We are proud to be an emergency gap funder, often the first on the scene, for the Florida Fish and Wildlife Conservation Commission (FWC) and its partners. We also annually support the Rodney Barreto FWC Employee of the Year and the Louise Ireland Humphrey Achievement awards, which include a $2,500 and $5,000 stipend respectively.
The Rodney Barreto FWC Employee of the Year Award is given to an employee who has made a significant contribution to FWC’s mission of safeguarding Florida’s natural resources. Jessica Pfohl, the Statewide Intelligence Supervisor since 2017, is known for her commitment across divisional lines within FWC and has been instrumental in enhancing the intelligence capabilities of the agency.

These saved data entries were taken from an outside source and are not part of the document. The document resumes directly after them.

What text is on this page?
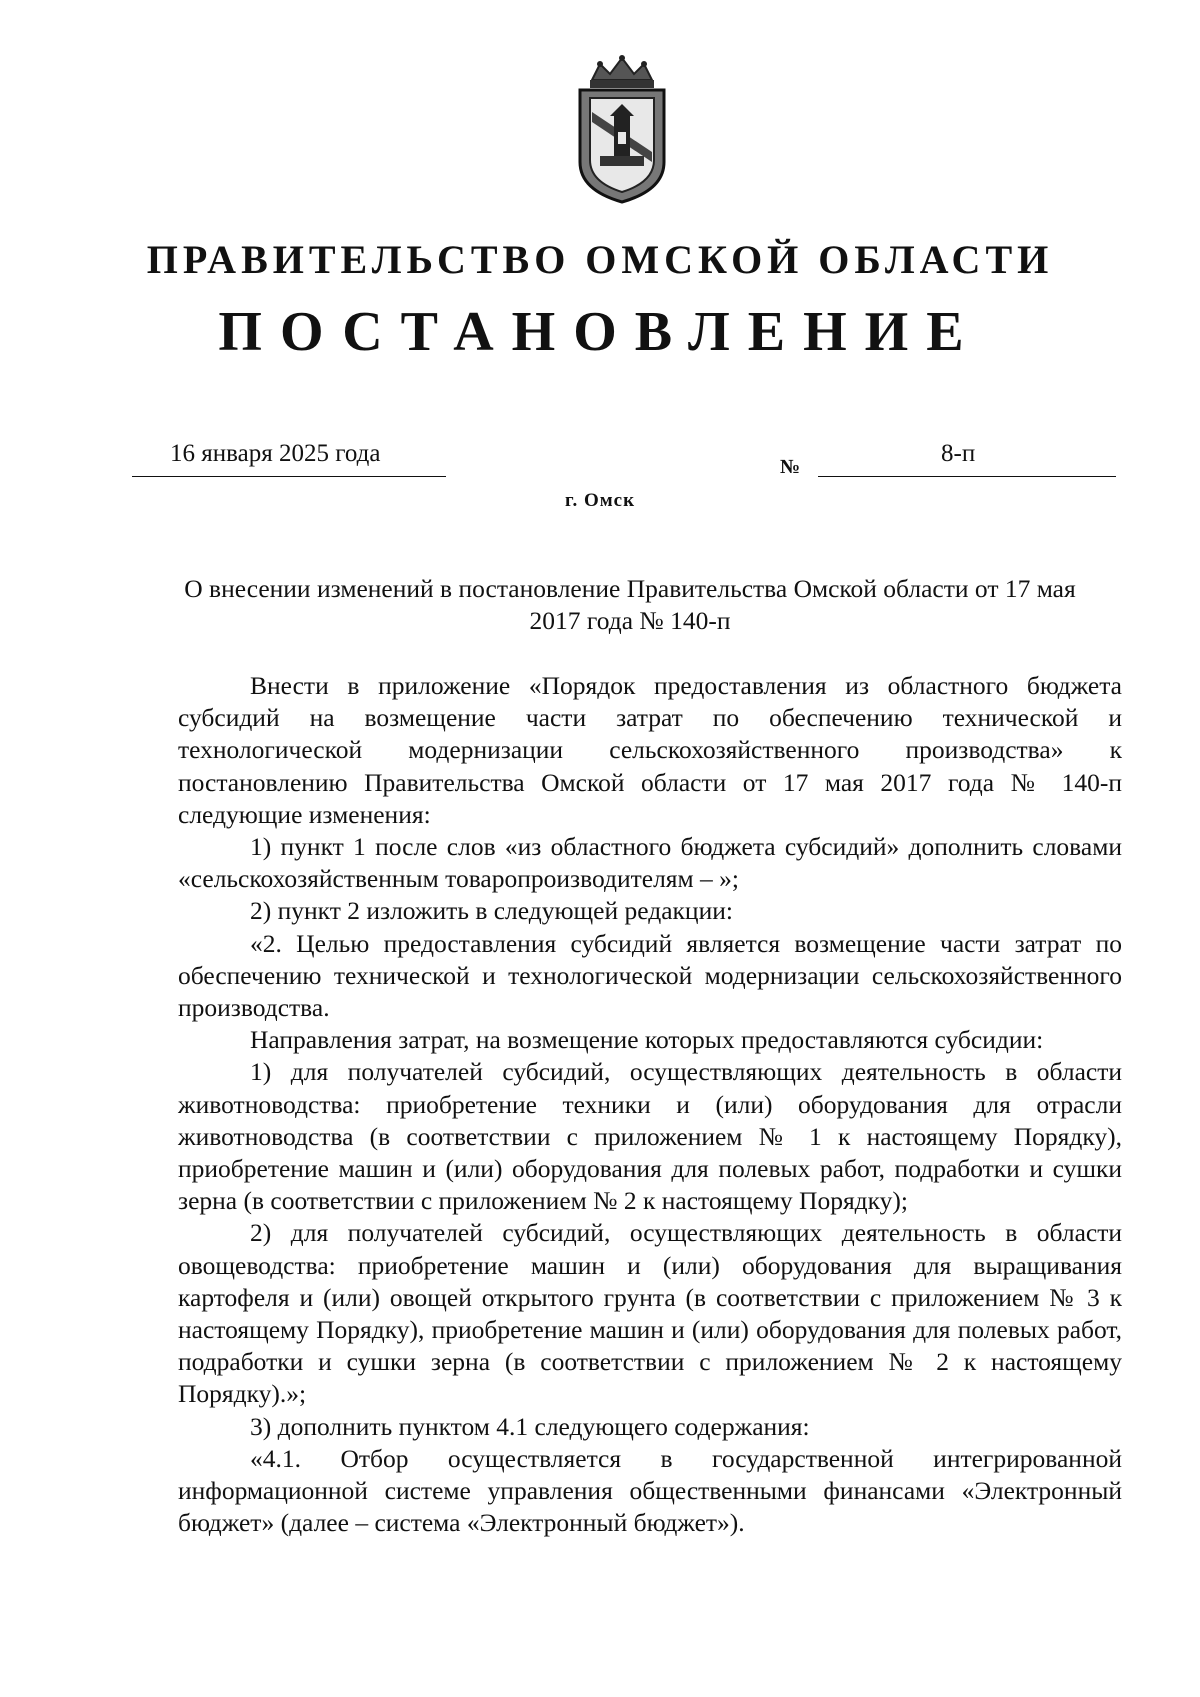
ПРАВИТЕЛЬСТВО ОМСКОЙ ОБЛАСТИ
ПОСТАНОВЛЕНИЕ
16 января 2025 года	№	8-п
г. Омск
О внесении изменений в постановление Правительства Омской области от 17 мая 2017 года № 140-п

Внести в приложение «Порядок предоставления из областного бюджета субсидий на возмещение части затрат по обеспечению технической и технологической модернизации сельскохозяйственного производства» к постановлению Правительства Омской области от 17 мая 2017 года № 140-п следующие изменения:

1) пункт 1 после слов «из областного бюджета субсидий» дополнить словами «сельскохозяйственным товаропроизводителям – »;

2) пункт 2 изложить в следующей редакции:

«2. Целью предоставления субсидий является возмещение части затрат по обеспечению технической и технологической модернизации сельскохозяйственного производства.

Направления затрат, на возмещение которых предоставляются субсидии:

1) для получателей субсидий, осуществляющих деятельность в области животноводства: приобретение техники и (или) оборудования для отрасли животноводства (в соответствии с приложением № 1 к настоящему Порядку), приобретение машин и (или) оборудования для полевых работ, подработки и сушки зерна (в соответствии с приложением № 2 к настоящему Порядку);

2) для получателей субсидий, осуществляющих деятельность в области овощеводства: приобретение машин и (или) оборудования для выращивания картофеля и (или) овощей открытого грунта (в соответствии с приложением № 3 к настоящему Порядку), приобретение машин и (или) оборудования для полевых работ, подработки и сушки зерна (в соответствии с приложением № 2 к настоящему Порядку).»;

3) дополнить пунктом 4.1 следующего содержания:

«4.1. Отбор осуществляется в государственной интегрированной информационной системе управления общественными финансами «Электронный бюджет» (далее – система «Электронный бюджет»).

Jessica and her team have responded to over 1,700 requests for information related to identifying subjects, groups, and businesses involved in illegal resource activities in the past year. She spends hours monitoring and analyzing social media sites for threats to FWC staff and contractors during high-profile events. Jessica has also created new positions within her team and designed a state-of-the-art Intelligence Command Center to accommodate the expansion of her unit. The center serves as a security hub for commission meetings, public outreach events, and a local emergency operations center for natural disasters or other unusual occurrences. Jessica’s analytical and administrative expertise has received numerous accolades, including her role in Operation Triple Play, a two-year transnational wildlife smuggling investigation involving 3,600 native flying squirrels that were unlawfully poached from central Florida and laundered through captive wildlife licenses.
The Louise Ireland Humphrey Award for 2022 was awarded to Kathy Guindon, who recently retired after a 27-year career. Kathy was known for her enthusiastic approach to fisheries research and her excellent communication skills. She was particularly involved in studying economically valuable inshore fish, as well as being the scientific lead on several tarpon projects. She even obtained a doctorate degree focused on evaluating catch-and-release mortality in the recreational tarpon fishery while working full-time with FWC.
Kathy’s commitment to science education and collaboration with recreational fishers and guides led to her selection as the director of the Suncoast Youth Conservation Center, which opened in 2016. Under her leadership, the Center has positively impacted the lives of thousands of children, providing field and classroom-based science education on coastal and marine ecosystems. Kathy has since moved to Virginia to take up a faculty position at the Airfield 4-H Conference and Educational Center, where she will continue to build on her education legacy. Her achievements with FWC and her positive, productive example will be an inspiration to others for years to come.